---
> [!meta]+ Metadata
> Authors: Elia Torre, Edoardo Botta, Marco Antonioli
> Institute: [Bocconi Institute for Data Science and Analytics](https://bidsa.unibocconi.eu), Bocconi University, Milan, IT
> Year: 2020
> Github: [Repository](https://github.com/EliaTorre/TelcoCustomerChurnRate-BSDS)
---
Project developed alongside Edoardo Botta and Marco Antonioli for the Hackathon of the Bocconi Students for Data Science (BSDS).
Churn analysis studies the churn rate of a company, where the churn rate represents the portion of customers that leave that specific company. it’s fairly easy to understand why firms need and strive to have relevant information about why, how and when a customer leaves the company, the most immediate one being trying to retain that customer and prevent that to happen in the future with another customer. One branch in which the churn analysis is particulary exploited is the Telecommunications, as in the studied case.

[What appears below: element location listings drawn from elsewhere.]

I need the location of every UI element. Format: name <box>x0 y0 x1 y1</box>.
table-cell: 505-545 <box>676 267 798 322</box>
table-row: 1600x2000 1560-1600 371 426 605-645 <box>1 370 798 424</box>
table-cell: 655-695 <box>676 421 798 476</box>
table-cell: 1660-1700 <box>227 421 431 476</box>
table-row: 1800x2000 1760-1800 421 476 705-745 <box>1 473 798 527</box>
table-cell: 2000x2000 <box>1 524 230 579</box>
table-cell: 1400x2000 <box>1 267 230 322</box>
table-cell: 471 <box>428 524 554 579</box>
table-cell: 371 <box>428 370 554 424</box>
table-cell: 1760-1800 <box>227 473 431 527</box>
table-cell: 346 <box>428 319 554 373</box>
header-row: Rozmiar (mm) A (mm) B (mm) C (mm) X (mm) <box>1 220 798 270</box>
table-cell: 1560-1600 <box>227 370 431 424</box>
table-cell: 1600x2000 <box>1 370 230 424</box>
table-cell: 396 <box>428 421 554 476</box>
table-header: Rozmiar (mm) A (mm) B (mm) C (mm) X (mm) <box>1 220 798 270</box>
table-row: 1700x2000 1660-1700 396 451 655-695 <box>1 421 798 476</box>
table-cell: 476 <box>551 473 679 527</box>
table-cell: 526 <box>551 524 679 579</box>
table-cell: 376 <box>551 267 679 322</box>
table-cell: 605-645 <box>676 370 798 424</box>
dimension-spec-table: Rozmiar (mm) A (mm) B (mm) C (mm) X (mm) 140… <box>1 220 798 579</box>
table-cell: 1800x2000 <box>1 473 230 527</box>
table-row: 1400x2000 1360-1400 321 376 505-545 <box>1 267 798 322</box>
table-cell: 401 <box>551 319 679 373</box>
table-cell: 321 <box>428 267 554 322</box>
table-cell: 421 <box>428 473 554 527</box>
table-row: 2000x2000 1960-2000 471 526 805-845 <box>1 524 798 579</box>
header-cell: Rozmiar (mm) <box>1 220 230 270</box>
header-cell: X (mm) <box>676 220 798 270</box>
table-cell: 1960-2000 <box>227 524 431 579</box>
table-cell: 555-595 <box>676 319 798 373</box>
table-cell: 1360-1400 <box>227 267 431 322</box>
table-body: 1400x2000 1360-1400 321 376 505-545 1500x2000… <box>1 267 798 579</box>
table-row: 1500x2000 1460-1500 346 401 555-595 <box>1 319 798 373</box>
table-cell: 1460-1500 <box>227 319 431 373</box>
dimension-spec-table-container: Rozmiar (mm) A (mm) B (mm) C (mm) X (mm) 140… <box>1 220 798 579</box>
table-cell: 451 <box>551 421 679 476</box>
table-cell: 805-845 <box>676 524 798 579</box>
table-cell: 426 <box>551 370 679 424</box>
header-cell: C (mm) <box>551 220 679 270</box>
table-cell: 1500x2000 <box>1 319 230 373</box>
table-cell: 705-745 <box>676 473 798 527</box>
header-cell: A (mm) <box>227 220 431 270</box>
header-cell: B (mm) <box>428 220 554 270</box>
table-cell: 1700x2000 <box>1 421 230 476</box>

For this Hackathon we were presented with a dataset of customers and we were asked to predict whether a customer were going to change company or not. Let’s try to dive into this dataset and let me explain the meaning of the following columns.
1) “gender”, Whether the customer is a male or a female
2) “Partner”, Whether the customer has a partner or not (Yes, No)
3) “PhoneService”, Whether the customer has a phone service or not (Yes, No)
4) “InternetService”, Customer’s internet service provider (DSL, Fiber optic, No)
5) “OnlineSecurity”, Whether the customer has online security or not (Yes, No, No
internet service)
6) “Contract”, The contract term of the customer (Month-to-month, One year, Two year)
7) “PaymentMethod”, The customer’s payment method (Electronic check, Mailed check,
Bank transfer (automatic), Credit card (automatic)
8) “MonthlyCharges”, The amount charged to the customer monthly
9) “TotalCharges”, The total amount charged to the customer
10) “Churn”,Whether the customer churned or not (Yes or No). This represents the label
that the model should try to predict, so we found ourselves facing with a supervised
machine learning problem.
The “training set” that we have been given has all the 10 columns described above, while the “test set” that the keys-keeper greedly enshrined in his computer, missed the label column, the one called “Churn”, and on this dataset our ML model have been tested.
For our work, which predicted the churn rate with a precision of 80.15% we ranked 2nd.